Le « Ratzinger belge »
publié dans nouvelles de chrétienté le 19 janvier 2010
Le « Ratzinger belge »
Mgr André-Mutien Léonard, nouveau primat
Il ne s’appellera plus « André-Mutien », mais « André-Joseph » : Mgr Léonard, le nouveau primat de Belgique, dont la nomination pressentie a été officialisée lundi par le Vatican, accolera à son prénom comme il l’avait fait dans son actuel diocèse de Namur le nom du saint patron du lieu. L’Eglise est la famille de Dieu et s’inscrit dans un héritage.
Héritage : c’est le « problème » que pose la nomination de Mgr Léonard (nouvel archevêque de Bruxelles-Malines et bientôt sans doute cardinal et à ce titre deuxième personnage de la Belgique, après le roi, selon l’ordre protocolaire) : il est réputé conservateur. Presque traditionaliste. Par rapport au cardinal Danneels, dont il prend la succession, il est vrai que le contraste est saisissant. Si celui-ci veut croire, pour minimiser l’énorme pas que le pape Benoît XVI fait franchir à la très progressiste Eglise de Belgique : « Nous avons le même amour pour l’Eglise, nos ADN sont différents ; (…) ce n’est pas parce que le menu est servi par un autre que le menu a changé », il est clair que le style de Mgr Léonard est différent. Qu’est-ce qui le distingue du cardinal ? « Je sais par conviction personnelle, par expérience, qu’on gagne à montrer avec clarté ce qu’être chrétien implique. » Si ce n’est pas une critique feutrée de l’« ouverture » tant aimée du Cardinal… Et apparemment le style de l’homme séduit : sur les 70 séminaristes que compte le royaume, 30 sont dans le diocèse de Namur.
La presse belge a multiplié les articles parlant d’« inquiétude », d’appels au dialogue avec un homme donné d’emblée comme incapable de s’y engager. Un prêtre de Namur explique avec dépit que « Mgr Léonard se voit comme le successeur des apôtres », qu’il est « la voix de son maître », Rome…
Mgr Léonard est haï par une frange de l’Eglise belge et par les médias pour avoir ouvert la porte à des mouvements comme l’Opus Dei ou le Chemin néocatéchuménal. Dans son diocèse, la Fraternité Saint-Pierre a pu obtenir un ministère et le nouveau primat de Belgique ne rechigne pas à célébrer selon la « forme extraordinaire ».

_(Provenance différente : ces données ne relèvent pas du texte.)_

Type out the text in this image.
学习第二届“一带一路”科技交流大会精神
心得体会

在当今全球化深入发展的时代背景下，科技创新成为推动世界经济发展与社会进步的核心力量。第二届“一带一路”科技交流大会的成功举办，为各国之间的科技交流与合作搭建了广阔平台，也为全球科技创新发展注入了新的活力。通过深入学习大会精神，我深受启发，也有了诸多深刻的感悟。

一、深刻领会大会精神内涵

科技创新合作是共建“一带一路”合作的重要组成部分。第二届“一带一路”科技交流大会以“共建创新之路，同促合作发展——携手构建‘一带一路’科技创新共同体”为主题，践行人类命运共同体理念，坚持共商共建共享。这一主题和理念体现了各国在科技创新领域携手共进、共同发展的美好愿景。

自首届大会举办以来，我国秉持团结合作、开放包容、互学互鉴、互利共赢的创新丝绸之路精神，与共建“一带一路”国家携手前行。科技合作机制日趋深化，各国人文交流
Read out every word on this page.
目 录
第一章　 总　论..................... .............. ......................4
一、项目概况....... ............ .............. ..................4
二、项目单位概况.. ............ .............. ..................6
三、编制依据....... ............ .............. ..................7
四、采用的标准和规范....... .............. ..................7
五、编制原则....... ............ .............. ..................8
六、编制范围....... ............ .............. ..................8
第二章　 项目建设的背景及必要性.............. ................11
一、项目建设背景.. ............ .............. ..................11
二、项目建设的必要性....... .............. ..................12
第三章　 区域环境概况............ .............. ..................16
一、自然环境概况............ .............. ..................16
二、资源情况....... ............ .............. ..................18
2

On lui en veut surtout pour ses déclarations sur la recherche sur les embryons, le mariage homosexuel et l’euthanasie, tous légaux en Belgique, si bien que Laurette Onkelinx, ministre de la Santé, s’est empressée de se dresser contre Mgr Léonard, décrit comme un « danger pour la santé publique » par son intervieweur :
« Mgr Danneels avait une parole d’ouverture, de tolérance, et on pouvait s’y retrouver. Mgr Léonard a déjà contesté régulièrement les décisions du Parlement. Sur le sida : il conteste l’utilisation du préservatif alors que des gens en meurent tous les jours. Il est contre l’avortement et l’euthanasie… Le choix du Pape pourrait remettre en cause ce compromis qui permet de vivre les uns avec les autres dans le respect de chacun. »
Même son de cloches au PS belge où l’on insiste pour que Mgr Léonard « respecte les décisions démocratiques prises par les institutions de notre pays » en notant que les droits et devoirs que se donnent les hommes démocratiquement priment sur les traditions et prescrits religieux, « sans aucune exception ».
Mgr Léonard a déjà riposté, rapporte RTBF, en indiquant que dans un pays démocratique il est légitime de contester des lois, sans quoi comment la « classe ouvrière » pourrait-elle s’élever contre des lois qu’elle juge injustes ? Mgr Léonard, lui, se réserve le droit de prendre la défense du mariage naturel, par exemple. Mais ses priorités, a-t-il aussi précisé dans la presse, portent sur la formation de nouveaux prêtres et – en continuité avec son prédécesseur, dit-il avec finesse – sur la liturgie, qui se doit d’être « soignée, fidèle à la grande tradition de l’Eglise et digne de Dieu et des hommes et des femmes qui y participent », toujours davantage « priante et adorante ».
Une « continuité » qui laisse songeur, d’autant que l’on attribue à Mgr Danneels un « cadeau de départ », une décision de toute dernière minute qui prive l’évêché de Malines – et donc Mgr Léonard – de sa traditionnelle voix au chapitre à la nouvelle Académie Louvain…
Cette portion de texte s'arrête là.